I once told someone we lived above the bar. It was late, and I was tired of incessant boring questions and dull conversation. The brick walls and red stuffed booths held sticky, rimmed tables covered in beer, cocktail napkins, and patrons idly chatting and staring into space, and the two of us, lingering on the edge of someone else’s ‘insightful’ babble about the city. We finally said our goodbyes “we’re going to go upstairs. To our apartment. Above the bar, where we live.” We said, holding in giggles and pouring out relief that the Patagonia pullovers left waiting in our rooms would soon be a cozy reality. Walking out of the bar, I turned to take a glimpse of what our so called apartment would look like, to find that the buildings on either side of the pub had second stories, while the building in front of us…did not.

+ + +

“Tell us your favorite joke.” Meg says, looking at me with a smile starting at the corners of her lips. We often get inappropriate jokes that aren’t funny and don’t really make sense, until one fateful Saturday evening, when Megan popped the question. “What’s your favorite joke?” She said, with a wink to me and a cheeky smile in his direction. The first guy went into a long (and when I say long, I mean my feet started to hurt and I started people watching looking for couples on Tinder dates) explanation that started with, “well this isn’t really a joke but…” (insert annoyed emoji here). I patiently waited for his friend to answer the question, but Megan and I were having little hope for the outcome. “Okay,” he said, with animation, “there were two olives on the bar.” I turned to the bar behind me, picturing the little dancing olives. Of course in my mind they were dancing (one with a top hat?). “One fell off the bar,” he continued, “and the other looked down at him and asked, ‘are you alright’? The olive replied, “O LIVE” (pronounced I’ll live, with gusto). I was in stitches. And so was Meg.

+ + +

It occurred to me that he was coming over. I never really think it’s a good situation when the big, tall bouncer of our bar walks to towards someone to tell them to leave because they’re being rowdy, or to break up an argument, but I just smiled and tried to look as inconspicuous as possible. (Were we being framed in a bar heist that we didn’t know was happening until this very moment?) Instead of saying any words at all, he reached into his pocket and pulled out two folded slips of paper.
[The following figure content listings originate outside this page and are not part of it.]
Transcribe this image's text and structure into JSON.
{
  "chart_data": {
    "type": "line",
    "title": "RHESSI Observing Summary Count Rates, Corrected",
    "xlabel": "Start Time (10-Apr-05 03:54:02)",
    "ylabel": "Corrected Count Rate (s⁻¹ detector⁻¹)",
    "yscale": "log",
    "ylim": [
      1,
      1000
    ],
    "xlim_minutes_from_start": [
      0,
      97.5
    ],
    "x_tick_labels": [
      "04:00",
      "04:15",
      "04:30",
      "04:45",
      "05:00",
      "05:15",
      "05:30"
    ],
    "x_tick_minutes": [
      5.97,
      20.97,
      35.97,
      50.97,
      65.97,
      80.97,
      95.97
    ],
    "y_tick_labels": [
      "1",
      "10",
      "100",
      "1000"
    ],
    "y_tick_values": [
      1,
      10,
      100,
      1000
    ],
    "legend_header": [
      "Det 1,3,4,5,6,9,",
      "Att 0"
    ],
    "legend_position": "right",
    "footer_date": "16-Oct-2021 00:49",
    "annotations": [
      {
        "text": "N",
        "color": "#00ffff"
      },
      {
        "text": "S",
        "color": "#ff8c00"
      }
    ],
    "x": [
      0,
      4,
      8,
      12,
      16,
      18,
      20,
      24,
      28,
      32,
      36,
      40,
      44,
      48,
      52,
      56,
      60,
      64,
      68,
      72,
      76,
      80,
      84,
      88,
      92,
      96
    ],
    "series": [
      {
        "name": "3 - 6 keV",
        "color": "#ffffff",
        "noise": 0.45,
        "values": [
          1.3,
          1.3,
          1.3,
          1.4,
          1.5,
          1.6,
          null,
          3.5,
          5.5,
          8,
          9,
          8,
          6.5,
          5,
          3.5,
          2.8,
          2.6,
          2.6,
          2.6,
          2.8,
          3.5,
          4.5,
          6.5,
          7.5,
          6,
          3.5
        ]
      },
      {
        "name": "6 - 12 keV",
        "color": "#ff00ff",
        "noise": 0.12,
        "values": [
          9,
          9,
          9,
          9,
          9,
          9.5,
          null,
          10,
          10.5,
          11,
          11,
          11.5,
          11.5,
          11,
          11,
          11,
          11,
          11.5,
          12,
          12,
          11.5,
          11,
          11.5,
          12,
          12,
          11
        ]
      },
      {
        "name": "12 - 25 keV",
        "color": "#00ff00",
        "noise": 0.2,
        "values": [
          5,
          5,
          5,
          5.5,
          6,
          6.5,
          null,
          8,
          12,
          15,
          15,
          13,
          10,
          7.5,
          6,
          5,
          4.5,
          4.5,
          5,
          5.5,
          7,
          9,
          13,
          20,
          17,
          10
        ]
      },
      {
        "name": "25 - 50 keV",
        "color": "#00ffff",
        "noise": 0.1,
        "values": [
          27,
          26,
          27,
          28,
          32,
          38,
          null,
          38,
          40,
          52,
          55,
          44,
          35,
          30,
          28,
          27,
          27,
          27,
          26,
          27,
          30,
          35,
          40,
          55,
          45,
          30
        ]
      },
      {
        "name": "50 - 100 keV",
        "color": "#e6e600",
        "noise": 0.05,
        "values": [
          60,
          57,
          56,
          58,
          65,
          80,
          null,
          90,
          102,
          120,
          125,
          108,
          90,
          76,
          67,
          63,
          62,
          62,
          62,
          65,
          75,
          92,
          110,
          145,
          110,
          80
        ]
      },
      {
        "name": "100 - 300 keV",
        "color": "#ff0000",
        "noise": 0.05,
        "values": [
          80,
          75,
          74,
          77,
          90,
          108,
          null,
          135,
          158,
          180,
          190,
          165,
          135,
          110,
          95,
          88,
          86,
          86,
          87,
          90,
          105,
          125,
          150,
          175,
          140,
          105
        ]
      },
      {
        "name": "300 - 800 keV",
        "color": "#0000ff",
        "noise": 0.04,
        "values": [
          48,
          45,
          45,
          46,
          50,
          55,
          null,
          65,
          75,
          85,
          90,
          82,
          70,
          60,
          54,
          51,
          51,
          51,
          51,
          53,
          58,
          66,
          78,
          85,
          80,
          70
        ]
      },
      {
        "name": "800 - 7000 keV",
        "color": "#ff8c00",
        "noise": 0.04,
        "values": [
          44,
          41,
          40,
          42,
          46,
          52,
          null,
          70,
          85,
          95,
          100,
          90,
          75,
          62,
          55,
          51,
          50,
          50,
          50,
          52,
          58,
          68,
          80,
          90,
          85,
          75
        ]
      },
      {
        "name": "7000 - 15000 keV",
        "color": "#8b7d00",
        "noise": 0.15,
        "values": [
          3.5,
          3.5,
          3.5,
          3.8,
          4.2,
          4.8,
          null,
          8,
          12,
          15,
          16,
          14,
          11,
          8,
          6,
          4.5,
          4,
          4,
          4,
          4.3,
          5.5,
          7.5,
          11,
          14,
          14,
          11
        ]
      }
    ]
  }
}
In the dim, yellow light, he placed one paper crane on my friend’s knee, and folded the other in my hand. Then, he walked away.

+ + +

At some point in life I decided that the way a person reacts to the question, “what is your favorite type of sandwich,” would immediately tell me if we would get along. I ask it at the oddest of times, in the weirdest circumstances, because the confused looks I often get is my favorite part of the situation. The type of sandwich you like says a lot about you (turkey avocado, toasted bread no mayo), do you like it homemade, do you like a particular shop on that one corner across from the restaurant with the blue door, do you like something simple or elaborate, are you a vegetarian, are you a food lover, are you a little silly and willing to let your guard down, do you eat bread, are you adventurous, do you have allergies, do you not like sandwiches, are you hungry. If you laugh and answer, or scoff and sound confused, if you suggest we go for sandwiches now, if you roll your eyes, if you return the question. Then maybe our paths were meant to cross just for that moment, just for the one silly little question, do you like your cheese melted and your bread toasted, do you like it cut into triangles or rectangles, what kind of person are you, are you willing to entertain this idea, this friendship, for the moment, for the mutual love of sandwiches.